Andrew Doyle TD, the Irish Minister of State at the Department of Agriculture, Food and the Marine with responsibility for Forestry and Horticulture, has welcomed the UN General Assembly’s adoption of a resolution proclaiming 2020 as the International Year of Plant Health (IYPH). Minister Doyle, who has been a strong advocate for the IYPH stated that “the International year would contribute to several of the UN’s Sustainable Development Goals, as well as supporting FAO’s strategic objectives around important issues such as world hunger and climate action."
He continued: “In addition, the development of an FAO IPPC strategic framework for 2020 to 2030 for Plant Health and specifically those strategic objectives around trade development and facilitation, biosecurity and sustainable production, together with protecting the Environment can only be further enhanced through the awareness raising that the International Year of Plant Health will deliver.”
This year the Department embarked on developing a new Plant Health Strategy which will complement the International Year of Plant Health and further help raise awareness around the importance of plant health. The Minister urged stakeholders to continue to engage in the development of the strategy. A draft of the document will be available on the Department’s website shortly for public comment.
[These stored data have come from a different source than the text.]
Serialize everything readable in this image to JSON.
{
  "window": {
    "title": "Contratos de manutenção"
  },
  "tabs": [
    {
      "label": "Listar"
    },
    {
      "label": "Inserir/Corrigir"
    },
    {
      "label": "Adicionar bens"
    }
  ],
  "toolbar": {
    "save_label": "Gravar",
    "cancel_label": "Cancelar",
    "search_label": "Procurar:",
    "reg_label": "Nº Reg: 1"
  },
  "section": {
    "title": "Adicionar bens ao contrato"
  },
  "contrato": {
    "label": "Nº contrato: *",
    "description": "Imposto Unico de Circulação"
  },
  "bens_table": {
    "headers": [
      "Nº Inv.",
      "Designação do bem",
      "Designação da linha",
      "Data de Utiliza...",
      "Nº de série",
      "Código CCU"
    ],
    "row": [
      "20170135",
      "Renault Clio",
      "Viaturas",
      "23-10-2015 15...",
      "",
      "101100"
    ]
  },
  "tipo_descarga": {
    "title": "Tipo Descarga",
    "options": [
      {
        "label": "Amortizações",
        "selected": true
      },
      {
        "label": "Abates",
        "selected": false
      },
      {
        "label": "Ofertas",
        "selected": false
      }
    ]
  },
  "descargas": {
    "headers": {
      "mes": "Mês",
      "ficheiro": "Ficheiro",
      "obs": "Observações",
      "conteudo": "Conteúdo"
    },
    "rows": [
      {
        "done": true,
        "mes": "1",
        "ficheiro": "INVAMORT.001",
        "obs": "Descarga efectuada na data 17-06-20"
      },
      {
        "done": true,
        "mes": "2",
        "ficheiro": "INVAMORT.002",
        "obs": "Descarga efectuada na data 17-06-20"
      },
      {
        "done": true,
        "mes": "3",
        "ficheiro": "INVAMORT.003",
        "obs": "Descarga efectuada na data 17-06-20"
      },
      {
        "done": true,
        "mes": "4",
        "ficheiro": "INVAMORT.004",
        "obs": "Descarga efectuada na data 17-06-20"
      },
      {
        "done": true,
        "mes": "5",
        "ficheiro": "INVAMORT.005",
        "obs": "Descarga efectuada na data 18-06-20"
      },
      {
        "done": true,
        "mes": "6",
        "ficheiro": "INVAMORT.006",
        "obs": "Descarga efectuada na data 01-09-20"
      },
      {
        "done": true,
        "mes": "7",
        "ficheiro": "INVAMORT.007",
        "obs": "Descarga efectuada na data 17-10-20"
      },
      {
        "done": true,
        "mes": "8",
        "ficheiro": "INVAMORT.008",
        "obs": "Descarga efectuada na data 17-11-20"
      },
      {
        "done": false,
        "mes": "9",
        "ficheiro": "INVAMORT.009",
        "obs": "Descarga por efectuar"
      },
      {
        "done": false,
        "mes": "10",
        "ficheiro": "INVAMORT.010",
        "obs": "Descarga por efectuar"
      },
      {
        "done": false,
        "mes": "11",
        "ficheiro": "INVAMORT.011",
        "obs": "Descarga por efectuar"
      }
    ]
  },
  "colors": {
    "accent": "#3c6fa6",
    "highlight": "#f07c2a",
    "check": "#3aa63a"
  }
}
Commenting on the recently announced first finding in the wider environment of the eight-toothed spruce bark beetle Ips typographus in Kent in England the Minister stated “my Department is in close contact with both GB and Northern Ireland counterparts on this issue. Together with our Northern Ireland colleagues, we are implementing a coordinated approach on the island of Ireland in response to this recent finding in England. As the presence of the pest in England increases the level of risk of its introduction into Ireland, the Department will carry out additional risk based surveys in Ireland to provide added assurance that the pest is not present or introduced.”
The Minister concluded that “raising awareness among industry and citizens by campaigns such as the ‘Don’t Risk It’ campaign and being prepared for new challenges will be key to reducing the risk to forest and plant health in Ireland. I am calling on the forestry and horticultural sectors to be extra vigilant regarding maintaining Ireland’s good plant health status and to report any ill health concerns to the Department.”